Our New York by Yibin Tian (a.k.a. Lao Liu or Old Six) is an installation that continues his last year’s series All for One and One for All. His work is a result of being reared in a totalitarian government in Bejing, China. This rigid environment provoked him to explore the contrary lifestyle of individualism. Many of the works express the North Korean Songun (military first) politics, yet simultaneously touch upon democratic values as they combine western figures and ideas. Tian’s photographs and sculptures of North Korean military authoritarianism (Songun) where a nation is at the service of its leader Jong-Il Kim, are metaphors for power. Juche is akin to a religious philosophy that espouses worship of a charismatic leader and is informed by Confucianist values advocating the notion of filial piety and familial hierarchy. While exhibiting the last series in New York the artist enacted a pre-set visual dialogue between western and eastern militarism by posing together North Korean officers juxtaposed against New York uniformed policemen.
True to his desire to recognize human uniqueness, Tian has cast one of his many soldiers with a funny smirk in his facial characteristics while his body is lined up in unison with the rest.
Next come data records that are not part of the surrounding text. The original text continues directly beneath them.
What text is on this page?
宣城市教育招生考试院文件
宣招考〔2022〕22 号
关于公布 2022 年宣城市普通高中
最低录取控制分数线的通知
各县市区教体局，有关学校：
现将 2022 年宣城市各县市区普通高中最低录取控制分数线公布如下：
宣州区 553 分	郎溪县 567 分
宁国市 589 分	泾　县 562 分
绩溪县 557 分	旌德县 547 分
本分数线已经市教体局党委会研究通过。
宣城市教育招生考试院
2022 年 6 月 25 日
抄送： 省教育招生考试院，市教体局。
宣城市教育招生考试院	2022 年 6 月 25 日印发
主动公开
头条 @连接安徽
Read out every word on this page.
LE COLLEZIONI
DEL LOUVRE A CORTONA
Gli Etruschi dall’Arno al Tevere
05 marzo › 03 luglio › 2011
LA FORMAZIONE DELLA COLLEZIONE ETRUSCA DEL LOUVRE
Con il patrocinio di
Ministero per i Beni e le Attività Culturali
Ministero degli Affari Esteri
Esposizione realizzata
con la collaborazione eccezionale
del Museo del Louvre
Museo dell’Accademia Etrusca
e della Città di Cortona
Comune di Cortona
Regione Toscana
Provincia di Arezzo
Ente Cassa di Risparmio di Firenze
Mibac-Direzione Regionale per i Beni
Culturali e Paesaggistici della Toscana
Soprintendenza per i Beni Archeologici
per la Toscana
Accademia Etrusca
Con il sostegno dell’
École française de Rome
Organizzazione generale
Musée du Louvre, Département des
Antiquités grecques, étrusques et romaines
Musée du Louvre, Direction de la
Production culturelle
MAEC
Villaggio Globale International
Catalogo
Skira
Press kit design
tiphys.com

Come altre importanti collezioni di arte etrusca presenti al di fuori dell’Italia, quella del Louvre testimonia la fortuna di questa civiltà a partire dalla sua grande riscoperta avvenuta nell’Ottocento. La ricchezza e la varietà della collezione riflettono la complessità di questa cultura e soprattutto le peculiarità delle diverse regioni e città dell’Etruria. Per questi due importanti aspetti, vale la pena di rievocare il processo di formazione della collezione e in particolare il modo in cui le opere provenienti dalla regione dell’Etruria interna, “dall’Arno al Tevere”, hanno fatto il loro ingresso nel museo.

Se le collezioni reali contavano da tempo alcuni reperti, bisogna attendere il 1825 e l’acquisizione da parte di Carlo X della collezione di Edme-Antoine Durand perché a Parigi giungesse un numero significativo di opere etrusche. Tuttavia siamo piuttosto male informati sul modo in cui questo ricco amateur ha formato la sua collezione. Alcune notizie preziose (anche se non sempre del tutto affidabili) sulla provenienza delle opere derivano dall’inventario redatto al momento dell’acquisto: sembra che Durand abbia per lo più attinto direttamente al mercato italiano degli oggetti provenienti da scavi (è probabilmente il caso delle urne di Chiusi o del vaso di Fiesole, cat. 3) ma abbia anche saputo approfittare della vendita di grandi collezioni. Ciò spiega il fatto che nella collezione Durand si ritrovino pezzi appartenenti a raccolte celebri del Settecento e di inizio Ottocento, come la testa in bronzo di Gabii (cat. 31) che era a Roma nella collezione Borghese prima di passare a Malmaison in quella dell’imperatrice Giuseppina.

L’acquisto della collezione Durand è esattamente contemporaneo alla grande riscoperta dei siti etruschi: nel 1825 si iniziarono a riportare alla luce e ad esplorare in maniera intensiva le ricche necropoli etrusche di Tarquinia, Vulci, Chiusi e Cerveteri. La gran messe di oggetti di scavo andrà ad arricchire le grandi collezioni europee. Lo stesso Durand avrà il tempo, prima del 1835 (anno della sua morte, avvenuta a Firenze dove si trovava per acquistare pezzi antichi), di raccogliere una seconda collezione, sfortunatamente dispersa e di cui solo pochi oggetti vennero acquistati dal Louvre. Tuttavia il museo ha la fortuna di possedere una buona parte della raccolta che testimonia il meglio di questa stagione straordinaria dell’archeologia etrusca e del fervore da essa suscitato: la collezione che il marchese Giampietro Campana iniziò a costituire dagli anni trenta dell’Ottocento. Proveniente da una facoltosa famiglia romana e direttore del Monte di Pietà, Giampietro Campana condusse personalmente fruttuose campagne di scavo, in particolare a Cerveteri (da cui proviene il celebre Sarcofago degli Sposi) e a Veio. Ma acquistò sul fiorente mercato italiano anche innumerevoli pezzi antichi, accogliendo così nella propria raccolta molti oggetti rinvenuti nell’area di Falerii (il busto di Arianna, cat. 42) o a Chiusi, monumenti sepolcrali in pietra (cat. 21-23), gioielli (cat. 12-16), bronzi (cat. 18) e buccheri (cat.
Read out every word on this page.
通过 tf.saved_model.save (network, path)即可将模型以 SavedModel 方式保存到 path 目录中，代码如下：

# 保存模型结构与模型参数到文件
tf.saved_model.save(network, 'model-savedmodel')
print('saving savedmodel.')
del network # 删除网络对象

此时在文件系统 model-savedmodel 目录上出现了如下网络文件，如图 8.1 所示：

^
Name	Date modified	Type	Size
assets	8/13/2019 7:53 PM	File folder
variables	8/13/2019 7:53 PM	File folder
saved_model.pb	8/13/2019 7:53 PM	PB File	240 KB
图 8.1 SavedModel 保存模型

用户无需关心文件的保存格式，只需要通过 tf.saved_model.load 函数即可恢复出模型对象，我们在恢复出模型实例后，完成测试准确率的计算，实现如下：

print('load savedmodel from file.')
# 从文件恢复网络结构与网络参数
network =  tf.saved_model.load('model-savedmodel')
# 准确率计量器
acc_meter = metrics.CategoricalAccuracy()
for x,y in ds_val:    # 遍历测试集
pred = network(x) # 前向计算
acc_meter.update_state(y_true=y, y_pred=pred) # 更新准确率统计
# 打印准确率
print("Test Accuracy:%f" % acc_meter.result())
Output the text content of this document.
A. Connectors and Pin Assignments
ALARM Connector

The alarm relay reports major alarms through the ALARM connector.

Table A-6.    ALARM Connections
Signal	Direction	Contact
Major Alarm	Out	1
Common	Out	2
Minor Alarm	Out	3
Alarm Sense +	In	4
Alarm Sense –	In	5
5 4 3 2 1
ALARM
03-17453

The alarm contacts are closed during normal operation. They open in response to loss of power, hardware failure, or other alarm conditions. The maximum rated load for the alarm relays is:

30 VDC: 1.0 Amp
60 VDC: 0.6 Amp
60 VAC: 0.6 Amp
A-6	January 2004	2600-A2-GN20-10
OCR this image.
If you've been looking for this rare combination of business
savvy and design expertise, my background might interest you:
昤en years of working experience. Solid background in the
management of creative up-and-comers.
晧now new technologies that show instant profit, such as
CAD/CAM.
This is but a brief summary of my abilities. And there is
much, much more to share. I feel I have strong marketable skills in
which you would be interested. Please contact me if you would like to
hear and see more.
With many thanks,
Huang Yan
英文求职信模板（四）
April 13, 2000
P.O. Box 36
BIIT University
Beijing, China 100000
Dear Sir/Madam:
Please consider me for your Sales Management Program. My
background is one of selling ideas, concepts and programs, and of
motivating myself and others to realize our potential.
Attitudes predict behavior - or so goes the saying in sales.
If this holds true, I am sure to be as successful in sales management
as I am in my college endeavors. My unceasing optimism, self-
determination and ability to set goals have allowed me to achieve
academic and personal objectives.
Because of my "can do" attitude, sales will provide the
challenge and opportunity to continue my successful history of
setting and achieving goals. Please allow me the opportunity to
Surrounded by his large-scale photographs of North Korean soldiers goose-stepping in orchestrated simultaneity in front of their national banner, his soldier sculptures are reminiscent of army formations that in their sheer number and similitude strike terror in the hearts of viewers.
While the tension continues between the communist block and the west, Tian’s world as seen in his many political photographs, videos and sculptures critiques a much larger form of power, one that is more insidious in its sublimity, and that controls everyone’s fate.
Yibin Tian: Our New York is co-curated by Thalia Vrachopoulos, Ph.D independent critic and Associate Professor at the City University of New York John Jay College and Elga Wimmer, Head Curator of the Chelsea Art Museum.